Associations Between Hepatitis B Virus Mutations and the Risk of Hepatocellular Carcinoma: A Meta-Analysis

• Published in: JNCI : Journal of the National Cancer Institute Vol. 101; no. 15; pp. 1066 - 1082
• Main Authors: Liu, Shijian, Zhang, Hongwei, Gu, Chunying, Yin, Jianhua, He, Yongchao, Xie, Jiaxin, Cao, Guangwen
• Format: Journal Article
• Language: English
• Published: Cary, NC Oxford University Press 05.08.2009; Oxford Publishing Limited (England)

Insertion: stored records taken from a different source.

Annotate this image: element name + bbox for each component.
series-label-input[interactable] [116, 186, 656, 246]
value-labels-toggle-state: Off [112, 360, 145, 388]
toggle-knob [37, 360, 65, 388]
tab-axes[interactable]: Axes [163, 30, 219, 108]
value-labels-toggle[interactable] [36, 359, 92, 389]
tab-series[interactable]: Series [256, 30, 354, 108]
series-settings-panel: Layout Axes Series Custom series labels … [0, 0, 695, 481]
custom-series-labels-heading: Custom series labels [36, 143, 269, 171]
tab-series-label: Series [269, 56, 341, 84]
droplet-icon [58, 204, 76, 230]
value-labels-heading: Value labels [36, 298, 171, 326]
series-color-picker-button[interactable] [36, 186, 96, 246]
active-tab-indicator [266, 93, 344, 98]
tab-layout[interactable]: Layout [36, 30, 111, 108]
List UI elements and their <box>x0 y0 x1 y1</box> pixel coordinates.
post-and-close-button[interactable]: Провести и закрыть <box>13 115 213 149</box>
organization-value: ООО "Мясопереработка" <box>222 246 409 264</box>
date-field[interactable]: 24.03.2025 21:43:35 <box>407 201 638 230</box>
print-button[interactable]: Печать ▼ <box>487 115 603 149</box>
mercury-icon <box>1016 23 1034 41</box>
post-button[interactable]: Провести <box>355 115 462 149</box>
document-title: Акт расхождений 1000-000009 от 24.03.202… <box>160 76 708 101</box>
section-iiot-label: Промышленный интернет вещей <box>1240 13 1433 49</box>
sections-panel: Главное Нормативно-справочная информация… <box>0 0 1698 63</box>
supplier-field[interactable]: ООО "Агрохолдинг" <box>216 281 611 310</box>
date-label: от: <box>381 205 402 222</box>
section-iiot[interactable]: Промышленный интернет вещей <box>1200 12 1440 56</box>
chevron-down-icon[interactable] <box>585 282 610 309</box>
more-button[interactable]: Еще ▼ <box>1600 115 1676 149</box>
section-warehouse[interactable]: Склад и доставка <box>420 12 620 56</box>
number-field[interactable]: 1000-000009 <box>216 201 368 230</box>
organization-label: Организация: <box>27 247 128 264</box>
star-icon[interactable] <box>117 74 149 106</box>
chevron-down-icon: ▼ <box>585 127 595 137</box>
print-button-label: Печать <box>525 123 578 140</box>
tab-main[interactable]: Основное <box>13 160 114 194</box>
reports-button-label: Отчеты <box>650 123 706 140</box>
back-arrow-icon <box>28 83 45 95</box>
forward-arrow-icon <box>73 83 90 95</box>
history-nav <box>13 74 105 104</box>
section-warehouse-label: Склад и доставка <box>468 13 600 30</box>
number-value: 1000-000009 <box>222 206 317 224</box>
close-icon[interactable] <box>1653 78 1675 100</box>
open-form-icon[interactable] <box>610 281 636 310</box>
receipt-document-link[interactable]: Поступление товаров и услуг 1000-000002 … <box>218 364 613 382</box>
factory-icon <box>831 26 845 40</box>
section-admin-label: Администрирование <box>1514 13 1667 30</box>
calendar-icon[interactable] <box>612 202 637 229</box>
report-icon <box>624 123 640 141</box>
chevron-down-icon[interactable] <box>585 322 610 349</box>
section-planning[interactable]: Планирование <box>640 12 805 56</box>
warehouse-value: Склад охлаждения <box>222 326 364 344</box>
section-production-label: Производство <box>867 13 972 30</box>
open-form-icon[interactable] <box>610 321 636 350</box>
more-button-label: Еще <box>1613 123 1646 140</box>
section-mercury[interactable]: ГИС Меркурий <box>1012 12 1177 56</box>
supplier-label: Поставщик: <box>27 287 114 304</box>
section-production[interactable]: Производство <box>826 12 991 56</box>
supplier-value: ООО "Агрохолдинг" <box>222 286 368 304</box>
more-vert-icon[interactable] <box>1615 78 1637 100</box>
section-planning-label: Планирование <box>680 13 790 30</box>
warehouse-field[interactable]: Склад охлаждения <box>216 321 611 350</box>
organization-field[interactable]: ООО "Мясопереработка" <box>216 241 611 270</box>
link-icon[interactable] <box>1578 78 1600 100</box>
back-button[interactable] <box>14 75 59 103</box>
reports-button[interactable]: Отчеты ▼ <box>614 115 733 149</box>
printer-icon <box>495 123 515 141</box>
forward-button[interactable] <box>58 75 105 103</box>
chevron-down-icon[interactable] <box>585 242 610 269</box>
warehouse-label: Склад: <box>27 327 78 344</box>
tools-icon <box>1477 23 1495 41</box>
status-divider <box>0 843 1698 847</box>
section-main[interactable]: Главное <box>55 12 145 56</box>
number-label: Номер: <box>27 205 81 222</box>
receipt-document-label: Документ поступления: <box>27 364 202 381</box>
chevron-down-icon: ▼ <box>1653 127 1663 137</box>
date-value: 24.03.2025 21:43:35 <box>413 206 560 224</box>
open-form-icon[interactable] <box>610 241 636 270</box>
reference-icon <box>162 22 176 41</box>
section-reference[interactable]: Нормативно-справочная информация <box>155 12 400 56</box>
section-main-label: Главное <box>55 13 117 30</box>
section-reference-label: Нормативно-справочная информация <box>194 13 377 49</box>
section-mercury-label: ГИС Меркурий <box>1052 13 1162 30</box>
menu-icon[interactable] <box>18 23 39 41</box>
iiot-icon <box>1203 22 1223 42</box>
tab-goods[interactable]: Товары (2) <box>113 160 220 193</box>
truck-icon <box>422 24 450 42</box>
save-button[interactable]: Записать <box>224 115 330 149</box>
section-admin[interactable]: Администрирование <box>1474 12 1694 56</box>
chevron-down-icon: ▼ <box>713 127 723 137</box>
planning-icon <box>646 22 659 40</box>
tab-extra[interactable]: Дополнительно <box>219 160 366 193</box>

• Subjects: Biological and medical sciences; Cancer; Carcinoma, Hepatocellular - virology; Case-Control Studies; Cohort Studies; Confounding Factors (Epidemiology); DNA, Viral - genetics; Gastroenterology. Liver. Pancreas. Abdomen; Genotype; Hepatitis; Hepatitis B Surface Antigens - blood; Hepatitis B virus; Hepatitis B virus - genetics; Hepatitis B virus - immunology; Hepatitis B, Chronic - complications; Hepatitis C, Chronic - complications; Humans; Liver Cirrhosis - complications; Liver Neoplasms - virology; Liver. Biliary tract. Portal circulation. Exocrine pancreas; Medical sciences; Meta-analysis; Mutation; Odds Ratio; Predictive Value of Tests; Protein Precursors - genetics; Research Design; Risk factors; Sensitivity and Specificity; Tumors; Viral Envelope Proteins - genetics; Human; Orthohepadnavirus; Hepatic disease; Hepatocellular carcinoma; Malignant tumor; Epidemiology; Metaanalysis; Infection; Virus; Viral hepatitis B; Liver cancer; Cancerology; Gene; Hepadnaviridae; Viral disease; Risk factor; Digestive diseases; Genetics; Mutation; Hepatitis B virus; Public health; Cancer
• ISSN: 0027-8874; 1460-2105; 1460-2105
• DOI: 10.1093/jnci/djp180

Background The association between hepatitis B virus (HBV) mutations and hepatocarcinogenesis remains controversial because of conflicting data in the literature. We conducted a meta-analysis of case–control and cohort studies to examine HBV PreS, enhancer II (EnhII), basal core promoter (BCP), and precore mutations in relation to the risk of hepatocellular carcinoma (HCC). Methods We searched databases for studies of these associations that were published in English or Chinese up to August 31, 2008. HBV mutation–specific odds ratios and relative risks were pooled by use of a random-effects model and stratified by potential confounders. All statistical tests were two-sided. Results Of the 43 studies included in this meta-analysis, 40 used a case–control design. The 43 studies evaluated a total of 11 582 HBV-infected participants, of whom 2801 had HCC. Statistically significant summary odds ratios of HCC were obtained for any PreS mutation (3.77, 95% confidence interval [CI] = 2.57 to 5.52), C1653T in EnhII (2.76, 95% CI = 2.09 to 3.64), T1753V (2.35, 95% CI = 1.63 to 3.40), and A1762T/G1764A in BCP (3.79, 95% CI = 2.71 to 5.29). PreS mutations were more strongly associated with an increased risk of HCC in subjects who were infected with HBV genotype C than in those who were infected with HBV genotype B, whereas the opposite was true for A1762T/G1764A. C1653T, T1753V, and A1762T/G1764A were more strongly associated with an increased risk of HCC in hepatitis B e antigen (HBeAg)–positive subjects than in HBeAg-negative subjects. PreS mutations, C1653T, T1753V, and A1762T/G1764A accumulated during the progression of chronic HBV infection from the asymptomatic carrier state to HCC (Ptrend < .001 for each mutation). PreS mutations, C1653T, C1653T + T1753V, and A1762T/G1764A-based combinations of mutations had specificities greater than 80% for the prediction of HCC. The precore mutations G1896A and C1858T were not associated with the risk of HCC, regardless of HBeAg status and HBV genotype. Conclusions HBV PreS mutations, C1653T, T1753V, and A1762T/G1764A are associated with an increased risk of HCC. These mutations alone and in combination may be predictive for hepatocarcinogenesis.